Menurut hukum ekonomi pasar, harga agregat akan meningkat, yang secara luas dikenal sebagai inflasi.
Paparan di atas tampaknya mendekati kenyataan. Biro Statistik Tenaga Kerja AS mengumumkan bahwa inflasi di negara itu telah melonjak lagi, sebesar 9,1 persen pada Juli. Angka ini menumbangkan rekor pada Mei 1981, menjadikannya rekor tertinggi.
Adapun inflasi AS pada Agustus sebesar 8,3 persen.
Oleh karena itu, The Fed menggunakan kenaikan suku bunga kebijakan untuk mengelola permintaan agregat.
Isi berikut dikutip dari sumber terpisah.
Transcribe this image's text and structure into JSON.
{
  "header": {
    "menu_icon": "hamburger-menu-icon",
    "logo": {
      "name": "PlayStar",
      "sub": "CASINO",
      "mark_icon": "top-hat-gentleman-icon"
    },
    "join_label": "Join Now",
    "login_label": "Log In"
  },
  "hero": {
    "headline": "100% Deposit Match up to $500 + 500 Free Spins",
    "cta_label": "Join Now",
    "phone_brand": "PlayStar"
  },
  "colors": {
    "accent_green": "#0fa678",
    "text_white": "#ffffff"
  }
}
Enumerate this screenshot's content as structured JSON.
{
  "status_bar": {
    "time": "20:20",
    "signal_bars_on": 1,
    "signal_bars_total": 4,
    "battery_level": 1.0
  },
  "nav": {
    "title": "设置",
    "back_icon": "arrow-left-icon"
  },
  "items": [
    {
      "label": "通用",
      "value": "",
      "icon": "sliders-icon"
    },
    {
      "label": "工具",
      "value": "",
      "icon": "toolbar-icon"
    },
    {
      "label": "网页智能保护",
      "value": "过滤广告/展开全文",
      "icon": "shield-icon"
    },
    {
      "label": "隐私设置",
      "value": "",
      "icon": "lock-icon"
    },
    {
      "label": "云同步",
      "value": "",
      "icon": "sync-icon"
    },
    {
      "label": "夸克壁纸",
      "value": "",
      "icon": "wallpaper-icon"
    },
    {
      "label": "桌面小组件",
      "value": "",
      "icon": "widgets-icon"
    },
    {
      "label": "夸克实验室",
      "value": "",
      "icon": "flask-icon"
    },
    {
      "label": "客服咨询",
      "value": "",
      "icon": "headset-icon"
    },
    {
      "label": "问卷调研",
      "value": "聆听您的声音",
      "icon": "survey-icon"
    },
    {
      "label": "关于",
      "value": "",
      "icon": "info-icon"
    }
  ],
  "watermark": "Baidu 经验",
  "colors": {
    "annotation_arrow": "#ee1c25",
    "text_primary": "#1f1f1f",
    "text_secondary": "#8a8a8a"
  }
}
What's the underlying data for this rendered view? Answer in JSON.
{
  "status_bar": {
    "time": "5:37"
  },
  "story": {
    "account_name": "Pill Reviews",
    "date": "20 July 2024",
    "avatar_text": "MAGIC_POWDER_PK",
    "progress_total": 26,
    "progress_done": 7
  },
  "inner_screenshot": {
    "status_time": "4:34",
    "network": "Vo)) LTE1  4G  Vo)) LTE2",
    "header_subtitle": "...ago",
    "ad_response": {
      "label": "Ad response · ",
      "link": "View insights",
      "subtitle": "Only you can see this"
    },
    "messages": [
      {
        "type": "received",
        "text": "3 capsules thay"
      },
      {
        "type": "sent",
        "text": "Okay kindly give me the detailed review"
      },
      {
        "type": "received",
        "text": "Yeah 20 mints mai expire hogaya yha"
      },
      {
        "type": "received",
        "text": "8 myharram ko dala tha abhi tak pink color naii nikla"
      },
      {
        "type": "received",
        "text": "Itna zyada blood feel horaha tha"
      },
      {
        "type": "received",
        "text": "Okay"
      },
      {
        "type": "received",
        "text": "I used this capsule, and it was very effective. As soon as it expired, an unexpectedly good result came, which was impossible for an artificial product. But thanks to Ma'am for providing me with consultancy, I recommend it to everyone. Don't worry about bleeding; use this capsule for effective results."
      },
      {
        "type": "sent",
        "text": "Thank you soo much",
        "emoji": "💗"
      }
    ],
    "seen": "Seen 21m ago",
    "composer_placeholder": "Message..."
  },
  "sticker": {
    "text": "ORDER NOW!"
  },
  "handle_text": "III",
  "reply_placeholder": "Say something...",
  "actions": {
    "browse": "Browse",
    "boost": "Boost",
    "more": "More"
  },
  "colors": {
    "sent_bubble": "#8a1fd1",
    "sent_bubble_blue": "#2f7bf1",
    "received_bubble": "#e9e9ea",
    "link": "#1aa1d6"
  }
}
Kenaikan suku bunga mendorong masyarakat untuk menyimpan uangnya di bank guna memperoleh imbal hasil yang lebih tinggi di masa yang akan datang. Oleh karena itu, peningkatan permintaan dapat dikendalikan.
Sementara itu, fenomena inflasi di Indonesia disebabkan oleh gangguan rantai pasok. Pasokan agregat menurun karena perubahan cuaca, distribusi, dan tingginya harga barang impor.
Akibatnya, kenaikan suku bunga kebijakan diklaim tidak akan banyak berdampak pada pengendalian inflasi.
Perbedaan karakter di atas mengingatkan kita pada perdebatan panjang antara paradigma Keynesian dan aliran klasik.
Aliran Keynesian menganggap kebijakan suku bunga akan memengaruhi aktivitas ekonomi sektor riil.
Aliran klasik, di sisi lain, berpendapat bahwa ada dikotomi antara sektor riil dan sektor moneter.
Kekhawatiran akan dikotomi tersebut mendasari pergeseran dari BI rate ke 7-day reverse-repo rate sebagai policy rate.
Ketika BI rate diterapkan, terjadi ketidaksinkronan antara pergerakan suku bunga kebijakan dan inflasi. Mekanisme transmisi kebijakan moneter ke sektor riil menjadi sulit.
Jadi, kenaikan suku bunga kebijakan akan terus berdampak pada pengendalian inflasi jika dibarengi dengan stabilitas nilai tukar. Nilai tukar yang stabil akan meminimalkan dampak inflasi impor.
Dalam situasi ini, BI harus berhati-hati dalam optimalisasi bauran kebijakan melalui operasi moneternya.
Pembagian beban dengan pemerintah berdampak pada kelebihan BI dalam memegang Surat Berharga Negara (SBN).